A number of provinces loosened COVID-19 public health measures this week as declining case counts, hospitalizations and deaths plateaued across the country.

Ontario suspended its mandatory vaccine passport system and capacity limits Tuesday. Meanwhile, Alberta and Manitoba ended several measures the same day.

Other provinces, including Quebec and Atlantic Canada, eased restrictions a day earlier, with Saskatchewan ending them entirely on Monday.

Officials have pointed to falling hospitalizations and deaths to justify the changes. While those numbers across Canada have been cut in half from their peaks in January, not all provinces are currently seeing hospitalizations or case counts decline.

“While some jurisdictions are currently reporting increased case counts, ongoing easing of public health measures could lead to increased transmission in more areas over the coming weeks,” Canada’s top doctor Theresa Tam warned Friday.

She said overall, weekly case counts in Canada were down 4.5 per cent compared to last week, while the average daily numbers of people who have COVID-19 in hospitals and in ICUs have declined by over 15 per cent.
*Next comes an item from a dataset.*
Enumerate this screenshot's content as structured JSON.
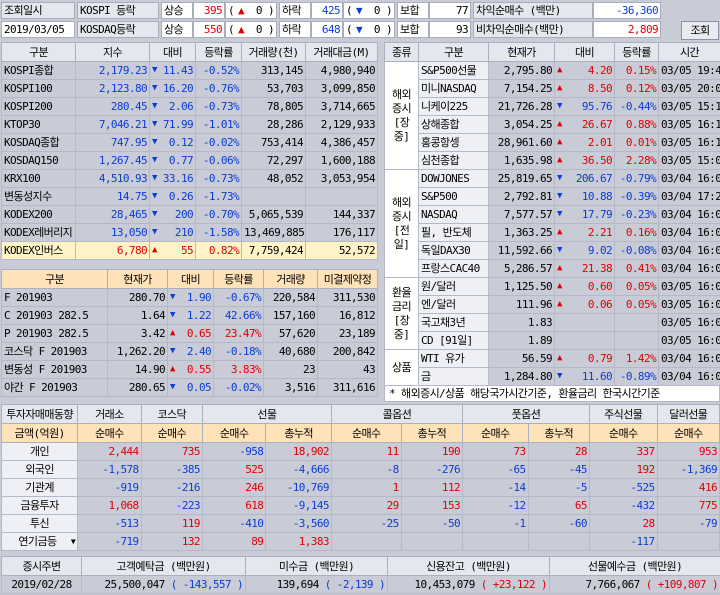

Q: “If vaccines aren't as effective at preventing transmission with Omicron, and it seems inevitable we'll all eventually get infected, is now an ideal time to try to ‘catch’ COVID while there's less burden on the health-care system?”

“I wouldn’t go out of my way to catch COVID, particularly if you’re not vaccinated,” said Stephen Hoption Cann, a clinical professor in the school of population and public health at the University of British Columbia.

“I don’t see any advantage to that.”

He added that many people did catch COVID-19 during the latest Omicron-driven wave as the variant was highly infectious.

“That Omicron variant is now having a harder time spreading because a lot of people have had it or are effectively vaccinated against it,” Hoption Cann said.

“So we’re at a decline and that will probably continue to go down until something new arises.”

He added that while we know which groups of people are at higher risk, there are still some cases where a younger person contracts the disease, becomes severely infected and dies.